Another instance is when we explored urban design while studying local areas in Italian. The students compared Italian and Australian cities using real photographs, which led to deep concept questions about the underlying values of different urban designs.
Regarding my work with the current SMP cohort, I find the community platform IHE is starting, Circle, a valuable medium to connect, converse, and develop my thinking with fellow educators. This interaction keeps me rooted in the humane education community and fuels my aspiration to continue introducing innovative humane educational strategies in my teaching.
How do you stay energized and motivated in this work?
Despite the challenges that come with integrating the humane education (HE) approach into a conventional educational system, I stay motivated and energized when I see the profound impact this education has on my students. It’s fulfilling to witness them grow in compassion, enhance their systems thinking skills, and connect more deeply with the world around them. I take great joy in seeing them transition from being solo thinkers into being a part of a harmonious choir seeking solutions to the world’s problems.
Encountering obstacles doesn’t dampen my spirit; instead, it invigorates me. Transforming these obstacles into opportunities, finding solutions to problems, and continuously questioning alternatives when something doesn’t work fuels my motivation.

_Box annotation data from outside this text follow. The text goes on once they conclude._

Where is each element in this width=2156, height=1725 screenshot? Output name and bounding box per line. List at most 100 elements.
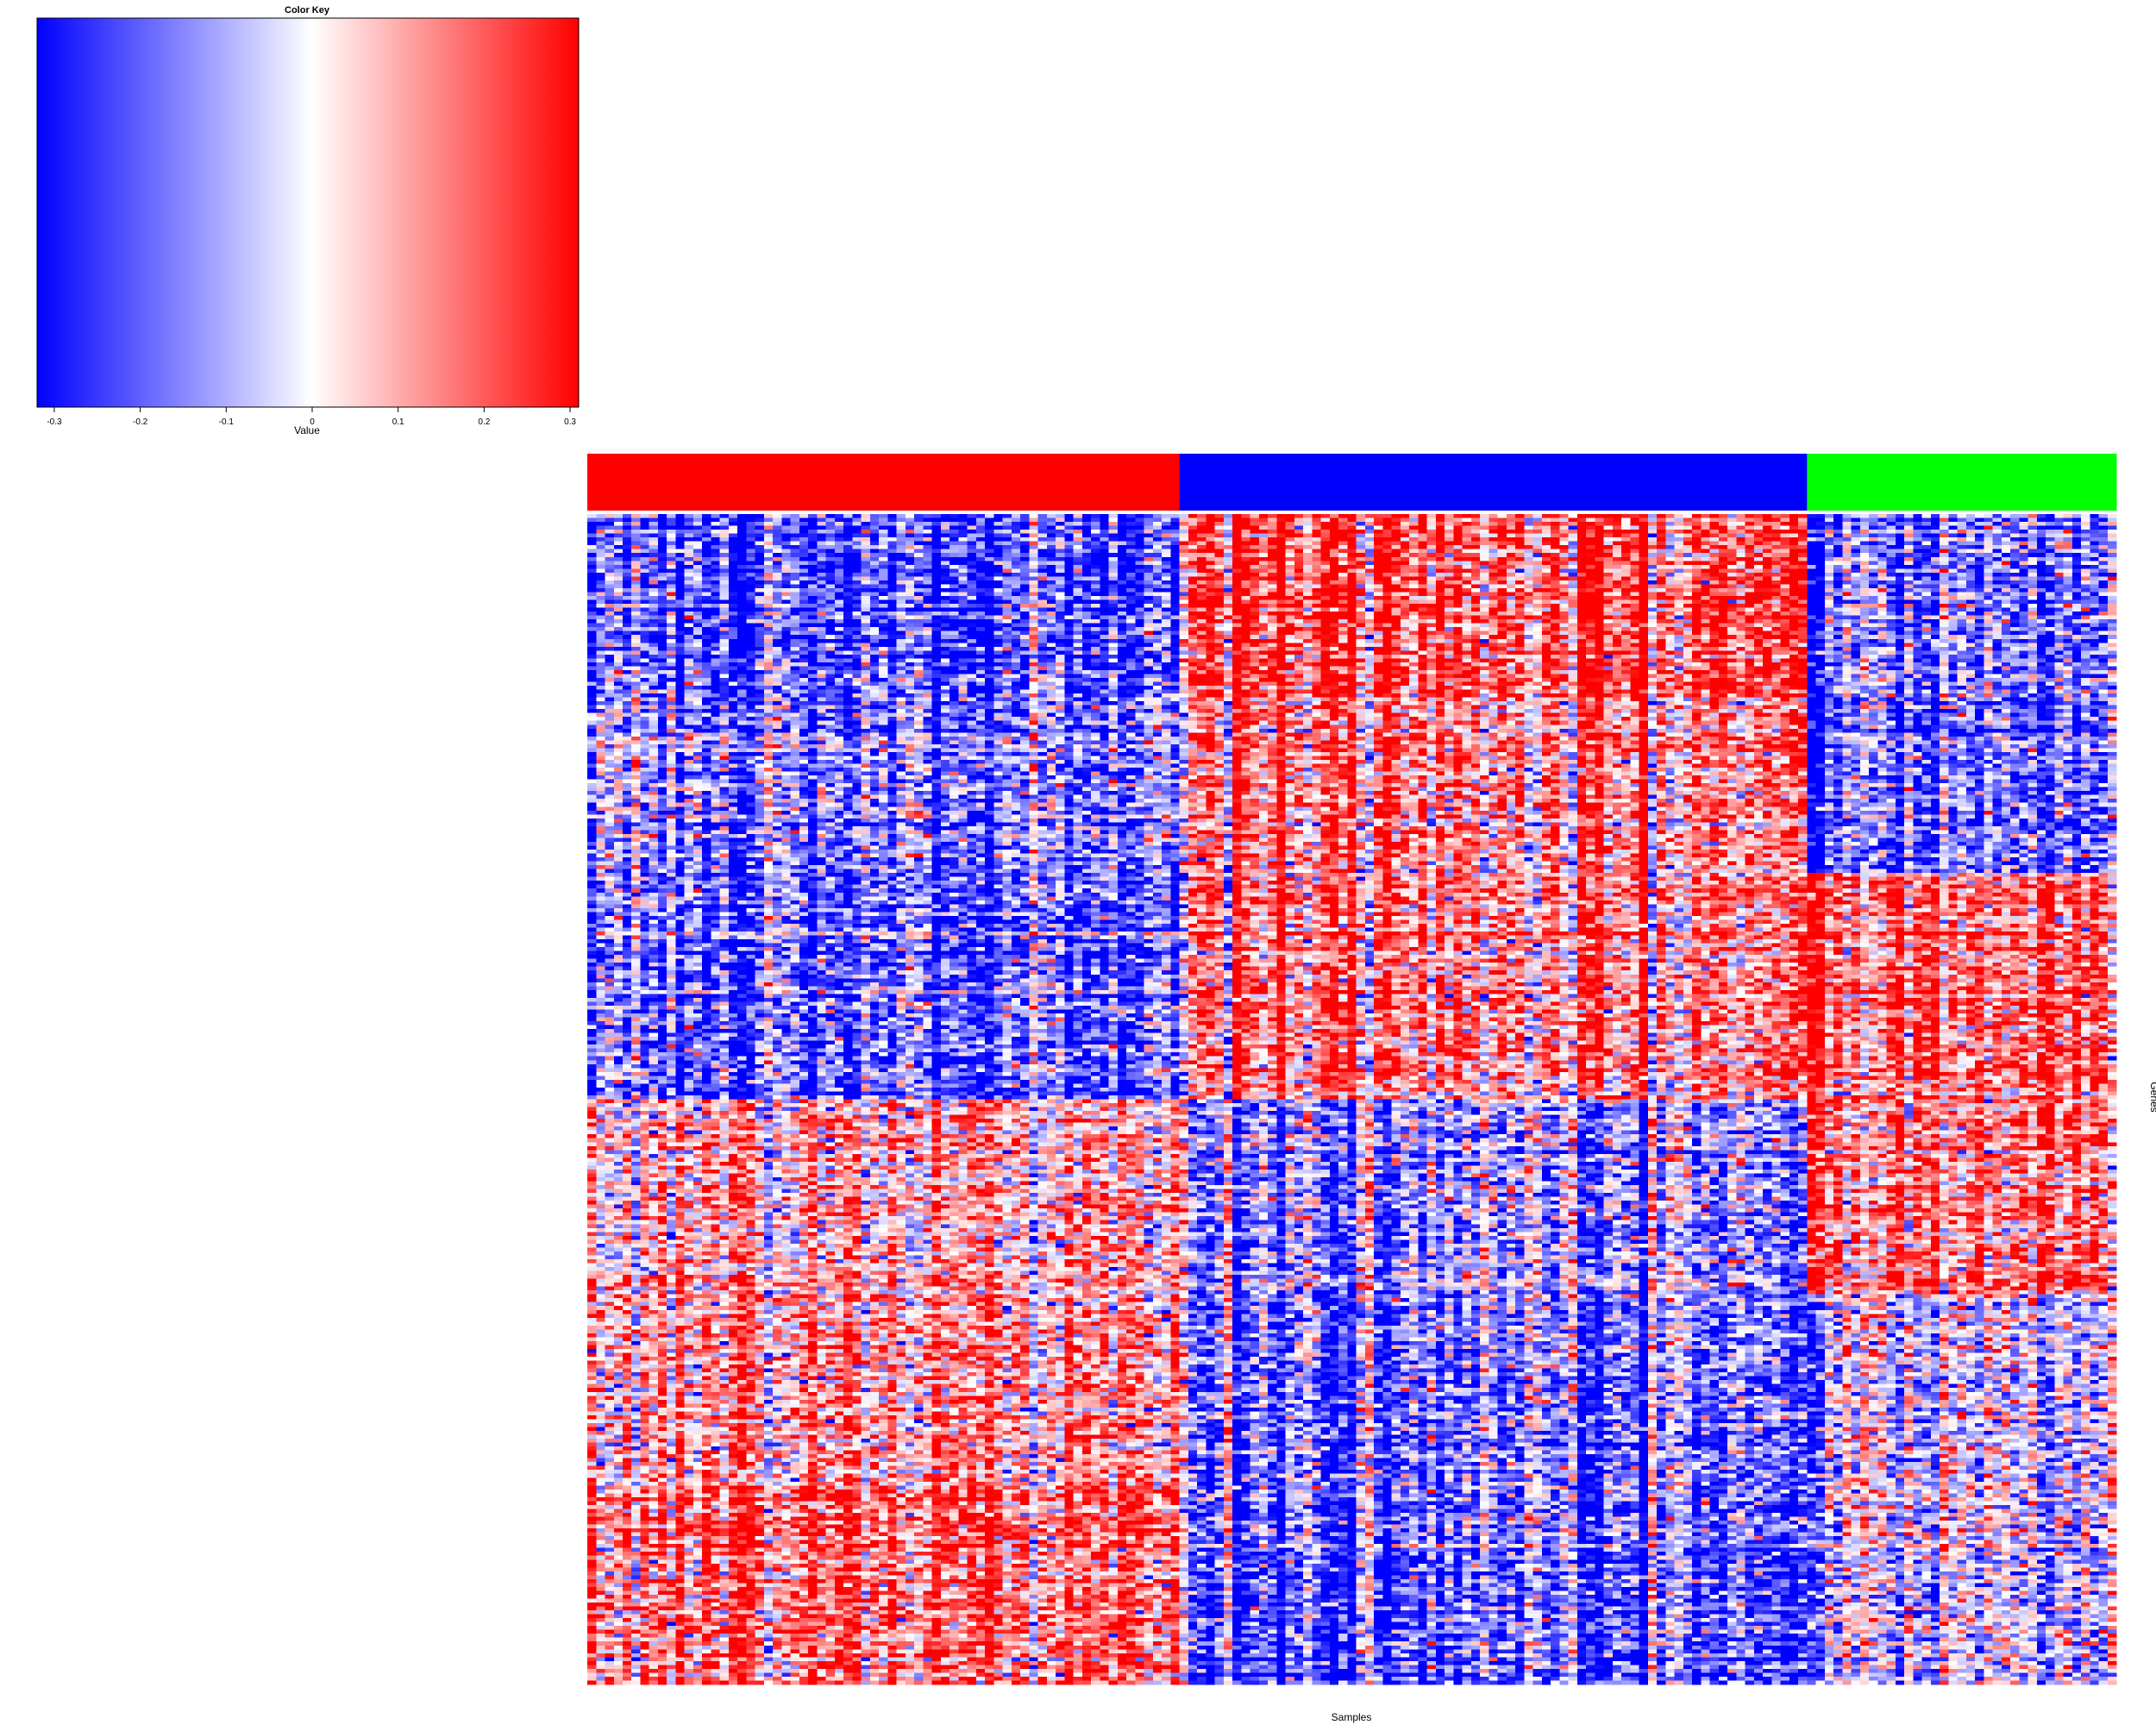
heatmap-cell	[737, 607, 748, 612]
heatmap-cell	[1364, 572, 1375, 577]
heatmap-cell	[613, 580, 624, 586]
heatmap-cell	[1524, 522, 1534, 527]
heatmap-cell	[1630, 522, 1640, 527]
heatmap-cell	[2090, 545, 2100, 550]
heatmap-cell	[773, 604, 783, 609]
heatmap-cell	[2001, 615, 2011, 620]
heatmap-cell	[1859, 595, 1870, 601]
heatmap-cell	[1630, 561, 1640, 566]
heatmap-cell	[693, 619, 703, 624]
heatmap-cell	[1859, 525, 1870, 530]
heatmap-cell	[2107, 615, 2117, 620]
heatmap-cell	[1992, 518, 2002, 523]
color-key-tick-label: 0.1	[392, 417, 404, 427]
heatmap-cell	[2028, 553, 2038, 558]
heatmap-cell	[1445, 595, 1454, 601]
heatmap-cell	[1126, 564, 1137, 569]
heatmap-cell	[861, 592, 871, 597]
heatmap-cell	[1957, 572, 1967, 577]
heatmap-cell	[1214, 561, 1225, 566]
heatmap-cell	[737, 623, 748, 628]
heatmap-cell	[1683, 580, 1693, 586]
heatmap-cell	[1064, 572, 1075, 577]
heatmap-cell	[2107, 599, 2117, 605]
heatmap-cell	[1559, 549, 1570, 554]
heatmap-cell	[1515, 541, 1525, 546]
heatmap-cell	[1347, 530, 1357, 535]
heatmap-cell	[790, 537, 800, 543]
heatmap-cell	[1374, 619, 1383, 624]
heatmap-cell	[967, 533, 977, 538]
heatmap-cell	[975, 619, 986, 624]
heatmap-cell	[1745, 587, 1755, 593]
heatmap-cell	[1312, 568, 1322, 574]
heatmap-cell	[1869, 514, 1878, 519]
heatmap-cell	[931, 556, 942, 561]
heatmap-cell	[790, 612, 800, 617]
heatmap-cell	[711, 561, 721, 566]
heatmap-cell	[1727, 549, 1737, 554]
heatmap-cell	[931, 592, 942, 597]
heatmap-cell	[1445, 612, 1454, 617]
heatmap-cell	[1940, 561, 1949, 566]
heatmap-cell	[1170, 530, 1181, 535]
heatmap-cell	[2107, 572, 2117, 577]
heatmap-cell	[1780, 599, 1790, 605]
heatmap-cell	[596, 587, 606, 593]
heatmap-cell	[1665, 623, 1676, 628]
heatmap-cell	[808, 592, 818, 597]
heatmap-cell	[2046, 553, 2055, 558]
heatmap-cell	[1117, 615, 1127, 620]
heatmap-cell	[684, 541, 694, 546]
heatmap-cell	[958, 568, 968, 574]
heatmap-cell	[1984, 556, 1994, 561]
heatmap-cell	[799, 607, 809, 612]
heatmap-cell	[684, 599, 694, 605]
heatmap-cell	[1470, 595, 1481, 601]
heatmap-cell	[1135, 612, 1145, 617]
heatmap-cell	[2098, 564, 2109, 569]
heatmap-cell	[1356, 584, 1366, 589]
heatmap-cell	[1435, 587, 1445, 593]
heatmap-cell	[1152, 541, 1163, 546]
heatmap-cell	[1489, 522, 1499, 527]
heatmap-cell	[852, 584, 862, 589]
heatmap-cell	[1329, 525, 1339, 530]
heatmap-cell	[1665, 612, 1676, 617]
heatmap-cell	[967, 537, 977, 543]
heatmap-cell	[1480, 514, 1489, 519]
heatmap-cell	[1320, 604, 1331, 609]
heatmap-cell	[1647, 599, 1658, 605]
heatmap-cell	[1559, 564, 1570, 569]
heatmap-cell	[905, 522, 915, 527]
heatmap-cell	[1081, 599, 1092, 605]
heatmap-cell	[1895, 549, 1905, 554]
heatmap-cell	[587, 576, 597, 581]
heatmap-cell	[2046, 522, 2055, 527]
heatmap-cell	[1771, 533, 1782, 538]
heatmap-cell	[843, 623, 854, 628]
heatmap-cell	[702, 592, 712, 597]
heatmap-cell	[1347, 604, 1357, 609]
heatmap-cell	[914, 518, 924, 523]
heatmap-cell	[1480, 623, 1489, 628]
heatmap-cell	[799, 595, 809, 601]
heatmap-cell	[1409, 572, 1419, 577]
heatmap-cell	[1992, 553, 2002, 558]
heatmap-cell	[985, 580, 995, 586]
heatmap-cell	[1842, 533, 1852, 538]
heatmap-cell	[719, 572, 730, 577]
heatmap-cell	[1603, 568, 1614, 574]
heatmap-cell	[1108, 576, 1119, 581]
heatmap-cell	[1709, 541, 1720, 546]
heatmap-cell	[887, 584, 898, 589]
heatmap-cell	[1011, 604, 1021, 609]
heatmap-cell	[1073, 537, 1083, 543]
heatmap-cell	[1409, 556, 1419, 561]
heatmap-cell	[649, 572, 659, 577]
heatmap-cell	[1877, 530, 1888, 535]
heatmap-cell	[975, 553, 986, 558]
heatmap-cell	[605, 564, 615, 569]
heatmap-cell	[1559, 607, 1570, 612]
heatmap-cell	[2001, 612, 2011, 617]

This process of persevering and creatively solving problems provides me with intellectual stimulation, and it’s these challenges that keep me energized and committed to the work of humane education.
Share something that has inspired you recently.
Recently, I was profoundly inspired by the book Braiding Sweetgrass by Robin Wall Kimmerer. It poetically explores the intricate and reciprocal relationships between humans and nature, focusing on the profound interplay between botany, Native American wisdom, and Western traditions. This reminded me strongly of the intimate connection that Australian Aboriginals have with their land, a value that resonates deeply with me as a humane educator, and something I am eager to incorporate into my teachings.
Additionally, I was struck by the Netflix documentary The Social Dilemma. It shed light on the intentionally addictive design of social media, which manipulates users’ perceptions, emotions, and behaviors for profit. The documentary highlights the significant effects of social media on mental health, making me question if Humane Technology should be included in the solutionary framework. It made me reflect on the role technology plays in our lives, leading to drastic changes in my own, my children’s, and my students’ use of social media.
What are your hopes for the future of education?
I hope for a future where education transcends the confines of competition and individual achievement. Instead, I envision it as a transformative force that molds learners not as mere participants in a race but as global citizens imbued with compassion, understanding, and a fervent desire to imagine and manifest a better world for all. As Helen Keller once said, “Alone we can do so little; together we can do so much.” It is my hope that the educational institutions of tomorrow foster this spirit of collective progress and unity.